As it happens, democratic publics have rejected what they regard as the false choice between the expansive welfare-state understanding of responsibility as responsibility for others and the conservative understanding as responsibility for oneself. They have embraced, instead, a conception of responsibility as reciprocity: everyone pitches in to support decent institutions and policies, and everyone benefits from the commonwealth that is collectively created. Contributions to the public and benefits from the public go together.

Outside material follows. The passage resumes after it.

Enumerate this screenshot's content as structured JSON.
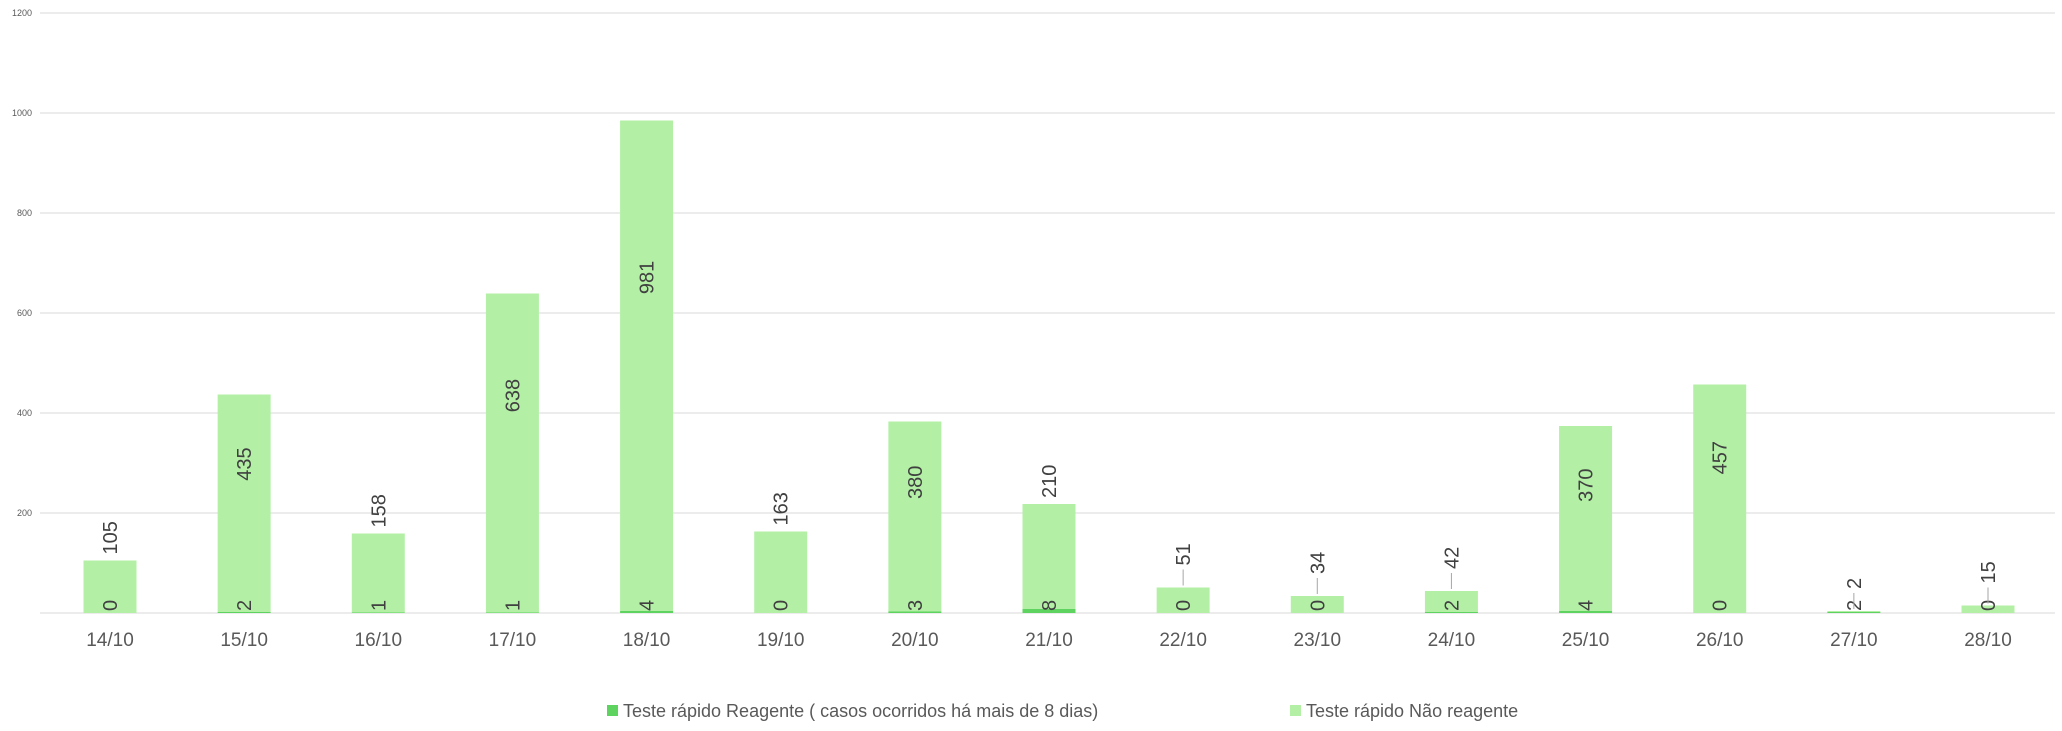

But not completely, of course. Citizens understand that although not everyone is able to contribute, everyone is entitled to at least the basics. Individuals may be congenitally deprived of the capacity to contribute to society, or even care for themselves; or they may lose these capacities through war or accident. This does not mean that they should be shoved onto ice floes and cast adrift. Others may act in ways that harm society and that society deems worthy of punishment through deprivation of liberty or, in extreme cases, life itself. This does not mean that prisoners may be deprived of food, clothing, shelter, or medical care—not even prisoners on death row. There are some things that we are entitled to unconditionally, as fellow citizens or as human beings, regardless of what we do. In this area, considerations of individual desert or merit do not apply.
These are the issues that democratic peoples have reconsidered in recent decades, with results that Mounk deplores. He does not think that responsibility-as-reciprocity is consistent with the expansive welfare state he prizes, and he may be right. He deeply believes that his fellow citizens have made a mistake, and perhaps they have.
But invoking the shade of William Beveridge will not be enough to convince them. Mounk must persuade democratic citizens to disregard their own moral intuitions about the importance of contributing to society, if individuals are able, as one important basis for benefiting from society. This will not be easy.